Antibodies aren’t necessarily a big deal. In the majority of cases, we can still find compatible blood pretty easily, but the problem is time. A normal type and screen, where we confirm blood type and screen for antibodies to red cell proteins, takes a little over 30 minutes. Once we have that done, adding on units of blood takes 5 minutes. It’s really that fast – once the OR calls to ask for blood, we have it ready before the tech shows up at the door to pick it up. But in a situation with a new antibody, even the simplest work-up will take over an hour, and most of the time it’s a little more involved. We have to test the plasma against a panel of known donor cells to figure out what specific antibody is present, then we have to pull units from our supply and type them for the corresponding antigen – only those that are negative for that antigen will be safe for the patient with that antibody. That can take up to a half hour. If there’s more than one antibody present, the typing takes longer, and sometimes we need to ask the Red Cross reference lab to check their rare donor stash to find us some blood and send it to us, which takes hours. Once we have the right kind of units, the crossmatch itself takes 20 minutes.
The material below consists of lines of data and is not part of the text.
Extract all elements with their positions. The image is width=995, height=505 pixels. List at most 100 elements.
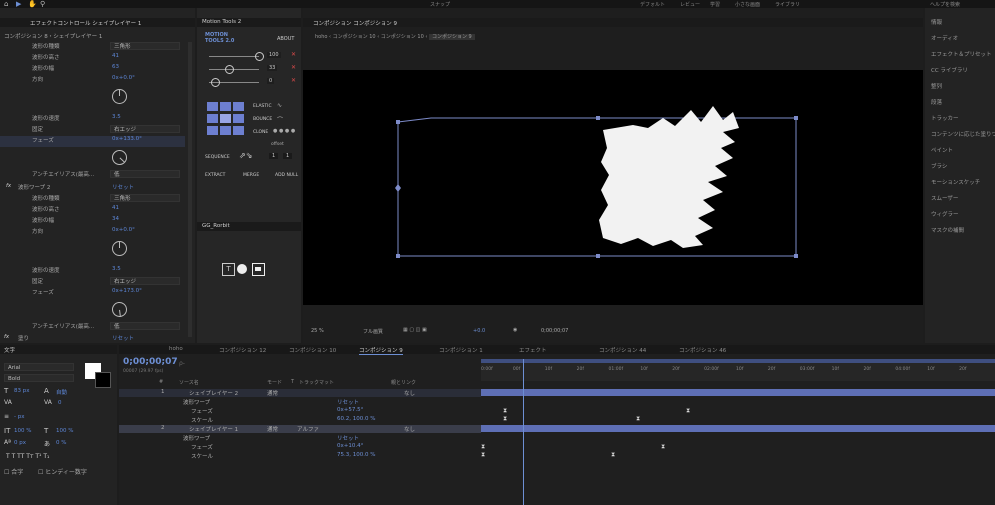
current-time-indicator[interactable] [523, 359, 524, 505]
snap-label[interactable]: スナップ [430, 1, 450, 8]
slider-close-icon[interactable]: ✕ [291, 77, 296, 84]
fx-title[interactable]: 波形ワープ 2 [18, 183, 50, 191]
about-button[interactable]: ABOUT [277, 36, 294, 42]
slider-track[interactable] [209, 69, 259, 70]
pinning-dropdown[interactable]: 右エッジ [110, 125, 180, 133]
fx-reset-link[interactable]: リセット [112, 183, 134, 191]
tab-effect-controls[interactable]: エフェクトコントロール シェイプレイヤー 1 [30, 19, 141, 27]
slider-handle[interactable] [225, 65, 234, 74]
workspace-tab-learn[interactable]: 学習 [710, 1, 720, 8]
panel-item-paragraph[interactable]: 段落 [931, 98, 942, 106]
help-search-input[interactable]: ヘルプを検索 [930, 1, 960, 8]
antialias-dropdown[interactable]: 低 [110, 170, 180, 178]
keyframe-marker[interactable]: ⧗ [481, 451, 485, 459]
phase-dial[interactable] [108, 146, 131, 169]
workspace-tab-library[interactable]: ライブラリ [775, 1, 800, 8]
elastic-button[interactable]: ELASTIC [253, 104, 272, 109]
anchor-button[interactable] [220, 102, 231, 111]
breadcrumb-item[interactable]: コンポジション 10 [381, 34, 424, 40]
layer-value[interactable]: リセット [337, 398, 359, 406]
layer-name[interactable]: シェイプレイヤー 1 [189, 425, 238, 433]
layer-value[interactable]: 0x+10.4° [337, 443, 363, 449]
anchor-button[interactable] [233, 126, 244, 135]
tab-gg-rorbit[interactable]: GG_Rorbit [202, 223, 230, 229]
prop-value[interactable]: 3.5 [112, 114, 121, 120]
hindi-digits-checkbox[interactable]: ☐ ヒンディー数字 [38, 467, 87, 476]
track-area[interactable]: ⧗ ⧗ ⧗ ⧗ ⧗ ⧗ ⧗ ⧗ [481, 359, 995, 505]
prop-value[interactable]: 34 [112, 216, 119, 222]
panel-item-info[interactable]: 情報 [931, 18, 942, 26]
prop-value[interactable]: 41 [112, 53, 119, 59]
time-ruler[interactable]: 0:00f 00f 10f 20f 01:00f 10f 20f 02:00f 10f 20f 03… [481, 359, 995, 381]
exposure-value[interactable]: +0.0 [473, 328, 485, 334]
panel-item-audio[interactable]: オーディオ [931, 34, 958, 42]
anchor-button[interactable] [207, 102, 218, 111]
anchor-button[interactable] [207, 126, 218, 135]
panel-item-mask-interpolation[interactable]: マスクの補間 [931, 226, 964, 234]
layer-value[interactable]: 60.2, 100.0 % [337, 416, 375, 422]
timeline-tab[interactable]: コンポジション 46 [679, 346, 726, 354]
keyframe-marker[interactable]: ⧗ [686, 407, 690, 415]
direction-dial[interactable] [112, 89, 127, 104]
tracking-value[interactable]: 0 [58, 400, 62, 406]
slider-track[interactable] [209, 56, 259, 57]
sequence-value[interactable]: 1 [283, 153, 293, 159]
timeline-tab-active[interactable]: コンポジション 9 [359, 346, 403, 355]
layer-value[interactable]: リセット [337, 434, 359, 442]
wave-type-dropdown[interactable]: 三角形 [110, 194, 180, 202]
timeline-tab[interactable]: コンポジション 12 [219, 346, 266, 354]
timeline-tab[interactable]: エフェクト [519, 346, 547, 354]
gg-rect-icon[interactable] [252, 263, 265, 276]
hand-icon[interactable]: ✋ [28, 0, 37, 8]
anchor-button[interactable] [220, 114, 231, 123]
breadcrumb-item[interactable]: コンポジション 10 [333, 34, 376, 40]
table-row[interactable]: 2 シェイプレイヤー 1 通常 アルファ なし [119, 425, 481, 433]
layer-search-input[interactable]: ρ- [179, 360, 185, 367]
breadcrumb-item[interactable]: コンポジション 9 [428, 34, 475, 40]
panel-item-effects-presets[interactable]: エフェクト＆プリセット [931, 50, 992, 58]
select-arrow-icon[interactable]: ▶ [16, 0, 21, 8]
stroke-color-swatch[interactable] [95, 372, 111, 388]
keyframe-marker[interactable]: ⧗ [503, 407, 507, 415]
layer-matte[interactable]: アルファ [297, 425, 319, 433]
layer-name[interactable]: 波形ワープ [183, 398, 210, 406]
panel-item-cc-libraries[interactable]: CC ライブラリ [931, 66, 968, 74]
slider-value[interactable]: 33 [267, 65, 278, 71]
fx-title[interactable]: 塗り [18, 334, 29, 342]
baseline-value[interactable]: 0 px [14, 440, 26, 446]
slider-value[interactable]: 0 [267, 78, 275, 84]
layer-name[interactable]: フェーズ [191, 407, 213, 415]
clone-button[interactable]: CLONE [253, 130, 268, 135]
prop-value[interactable]: 63 [112, 64, 119, 70]
slider-close-icon[interactable]: ✕ [291, 64, 296, 71]
slider-close-icon[interactable]: ✕ [291, 51, 296, 58]
prop-value[interactable]: 3.5 [112, 266, 121, 272]
workspace-tab-small[interactable]: 小さな画面 [735, 1, 760, 8]
leading-value[interactable]: 自動 [56, 388, 67, 396]
tab-motion-tools[interactable]: Motion Tools 2 [202, 19, 241, 25]
gg-text-icon[interactable]: T [222, 263, 235, 276]
layer-mode[interactable]: 通常 [267, 425, 278, 433]
current-timecode[interactable]: 0;00;00;07 [541, 328, 568, 334]
slider-value[interactable]: 100 [267, 52, 281, 58]
panel-item-align[interactable]: 整列 [931, 82, 942, 90]
extract-button[interactable]: EXTRACT [205, 173, 225, 178]
layer-value[interactable]: 0x+57.5° [337, 407, 363, 413]
prop-value[interactable]: 0x+0.0° [112, 75, 135, 81]
font-size-value[interactable]: 83 px [14, 388, 30, 394]
anchor-button[interactable] [233, 102, 244, 111]
panel-item-paint[interactable]: ペイント [931, 146, 953, 154]
workspace-tab-review[interactable]: レビュー [680, 1, 700, 8]
keyframe-marker[interactable]: ⧗ [481, 443, 485, 451]
workspace-tab-default[interactable]: デフォルト [640, 1, 665, 8]
fx-reset-link[interactable]: リセット [112, 334, 134, 342]
breadcrumb-item[interactable]: hoho [315, 34, 327, 40]
sequence-value[interactable]: 1 [269, 153, 279, 159]
font-style-dropdown[interactable]: Bold [4, 374, 74, 382]
home-icon[interactable]: ⌂ [4, 0, 8, 8]
panel-item-smoother[interactable]: スムーザー [931, 194, 958, 202]
antialias-dropdown[interactable]: 低 [110, 322, 180, 330]
composition-canvas[interactable] [303, 70, 923, 305]
layer-name[interactable]: スケール [191, 416, 213, 424]
horizontal-scale-value[interactable]: 100 % [56, 428, 73, 434]
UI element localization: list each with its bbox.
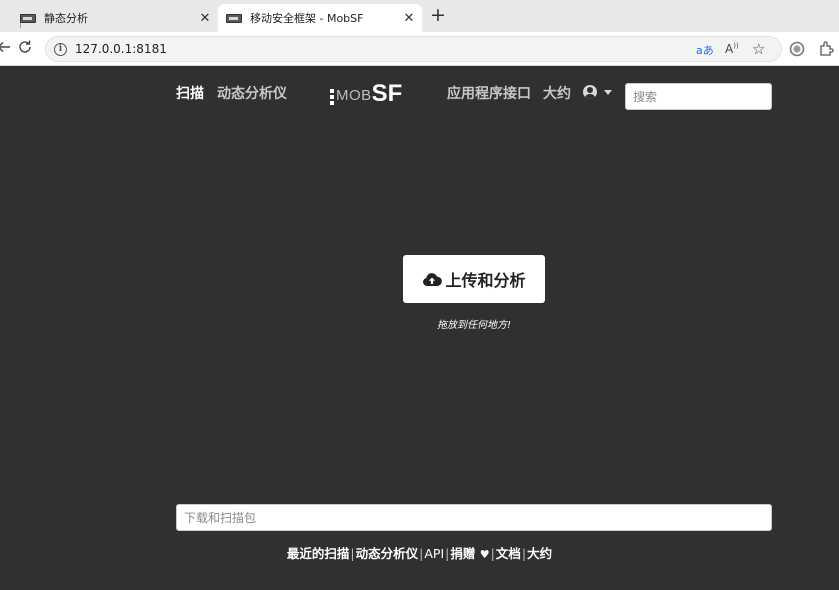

Imagine trying to do that, under pressure, knowing the patient needs blood now. When we have advance notice and get the specimen early enough, we always set up extra blood on antibody patients so it’s there quickly if it’s needed. In a desperate situation the doctor can opt for uncrossmatched units, which can be risky, but the doctor weighs the risks of not transfusing vs the risk of the patient having a reaction, and makes that call. Obviously, we all hate the idea of uncrossmatched blood in principle, and we try to only give patients the safest blood possible after crossmatching it. So we like to avoid unnecessary surprises, like when a patient gets all the way to the operating room for a major surgery without anyone checking on the blood bank.
Be your own advocate, and ask. Worst case, you’ll irritate a nurse or doctor. Best case, you’ll be sure you won’t get in trouble mid-surgery because the blood bank needs a couple of hours to find safe blood for you under pressure.